Thermal Being: a little winter walking, or “an adventure on life”

“When he has obtained those things that are necessary to life, there is another alternative than to obtain the superfluities; and that is to adventure on life now, his vacation from humbler toil having commenced.” “Economy,” Walden

Scene from a few days ago: The short-long month dwindles to a day, even as the morning temperature (ten below zero) offers reminder of its power. I’ve just returned from some days in the White Mountains, where, true to their name, winter’s grip endures. Each day, I climbed out of night’s valley toward the ridge-tops, feeling the cold sharpen as I got higher, and heeding its insistent reminder that winter climbing is all about carefully managing temperature, a lesson in essential heat that Thoreau considers at the outset of Walden.

Walking up on snowshoes also gives you ample time to think- it is the slowest form of walking I know – and I spent some of that time considering my little island of heat on the way up. The counterintuitive trick in deep cold is to avoid overheating and its bath of sweat, which, if generated, tends quickly toward ice when you stop and cool. As all winter walkers know, this focus leads to a parsing of layers of clothing that is different for each walker. I spent considerable steps debating 3 versus 4 layers, adding in consideration of a tucked versus an untucked underlayer.

Deep Snow along the Crawford Path (hat off to shed heat). Photo by Paul Ness

Deep Snow along the Crawford Path (hat off to shed heat). Photo by Paul Ness

Then, there was our adaptability to cold to figure – in short the longer your exposure to cold, the more you acclimate to it. Even my three days of climbing pointed this out. By day three, I was down a layer, even as the temperature stayed stubbornly near zero. And, as further example, I recalled a few years ago being out on Zealand Mountain on a zero-degree day, when the caretaker for the nearby hut passed us wearing only shorts and a halter top as she cruised up the trail. Yes, she did admit to “layering up” once she reached the open ledges near 4000 feet, but her winter of living in an unheated hut had given her impressive resistance to cold.

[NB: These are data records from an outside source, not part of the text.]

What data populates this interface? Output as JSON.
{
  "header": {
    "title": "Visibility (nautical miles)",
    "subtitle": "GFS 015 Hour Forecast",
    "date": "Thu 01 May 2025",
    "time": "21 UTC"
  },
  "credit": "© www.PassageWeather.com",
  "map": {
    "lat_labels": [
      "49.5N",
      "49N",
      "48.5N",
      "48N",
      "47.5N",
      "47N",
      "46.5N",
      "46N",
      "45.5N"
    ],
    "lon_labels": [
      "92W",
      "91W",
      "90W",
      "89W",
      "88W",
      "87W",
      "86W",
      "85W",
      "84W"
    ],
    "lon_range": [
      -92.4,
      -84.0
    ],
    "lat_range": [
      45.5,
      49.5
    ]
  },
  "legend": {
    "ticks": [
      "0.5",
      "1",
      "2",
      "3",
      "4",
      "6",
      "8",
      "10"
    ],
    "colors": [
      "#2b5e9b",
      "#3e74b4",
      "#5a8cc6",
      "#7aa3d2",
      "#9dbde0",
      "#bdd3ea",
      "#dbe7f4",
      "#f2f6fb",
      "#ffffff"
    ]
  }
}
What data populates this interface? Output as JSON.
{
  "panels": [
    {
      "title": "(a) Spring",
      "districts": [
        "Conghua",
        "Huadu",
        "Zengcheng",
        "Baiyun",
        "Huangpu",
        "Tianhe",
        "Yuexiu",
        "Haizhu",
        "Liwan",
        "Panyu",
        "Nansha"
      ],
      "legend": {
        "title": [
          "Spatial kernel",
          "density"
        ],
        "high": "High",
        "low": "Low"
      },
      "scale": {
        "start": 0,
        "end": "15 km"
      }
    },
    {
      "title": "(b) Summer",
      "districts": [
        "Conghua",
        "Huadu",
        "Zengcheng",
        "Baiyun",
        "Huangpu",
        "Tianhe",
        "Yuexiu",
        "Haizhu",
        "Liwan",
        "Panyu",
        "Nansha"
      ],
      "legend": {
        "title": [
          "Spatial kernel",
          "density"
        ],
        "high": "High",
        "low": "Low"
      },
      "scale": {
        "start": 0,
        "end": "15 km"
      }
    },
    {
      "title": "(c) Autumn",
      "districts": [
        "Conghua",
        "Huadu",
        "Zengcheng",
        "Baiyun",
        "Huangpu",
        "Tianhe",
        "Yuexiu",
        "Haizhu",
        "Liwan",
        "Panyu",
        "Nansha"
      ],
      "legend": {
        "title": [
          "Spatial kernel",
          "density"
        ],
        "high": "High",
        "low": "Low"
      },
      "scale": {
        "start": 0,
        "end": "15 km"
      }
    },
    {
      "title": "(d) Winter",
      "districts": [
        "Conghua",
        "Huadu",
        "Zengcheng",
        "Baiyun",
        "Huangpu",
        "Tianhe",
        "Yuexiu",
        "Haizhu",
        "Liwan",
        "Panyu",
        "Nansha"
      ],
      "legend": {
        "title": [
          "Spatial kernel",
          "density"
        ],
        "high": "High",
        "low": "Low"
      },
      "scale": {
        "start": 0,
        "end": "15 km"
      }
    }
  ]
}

Finally, there was the feeding of my “firebox,” a practice nearly identical to that of keeping a wood stove going throughout the day. (Thoreau notes this analogy as well.) I learned stoves during a winter in a wood-heated cabin when I was in my early 20s. By March, I could mix woods of varying density and dryness to get the consistent heat of a slow burn day and night. And, having become inured to the cold, I kept the cabin at around 50 degrees. So too with the burn of the body’s fuel during winter walking – mixed feedings, often while still walking, keep you warmer. And here is happiness: enduring cold asks for calories of fat. You like cream cheese or butter? Bring (or layer) it on. It’s not unusual for someone out in deep cold to burn 5000 calories in a day. Falling short of that intake can bring on insistent chill.

Zero and Windy - a look at Mt. Washington. photo by Paul Ness

Zero and Windy – a look at Mt. Eisenhower.
photo by Paul Ness

I know too Henry Thoreau set out on snowshoes when winter was deep – I saw his snowshoes at last year’s exhibit of Thoreauvia at the Concord Museum – and surely he left a record of sensitivity to temperature – both his and that of the Walden world. Thoreau understood that we are truly thermal beings; sometimes it takes winter drive home our dependence.

Postscript: for 24 hours after returning from days outdoors in the cold mountains, I got thermal reminder: indoors, even with central heating set low, I burned with heat. Then, the fat worked through my firebox, and I returned to the temperate feedings and feelings of the lowlands.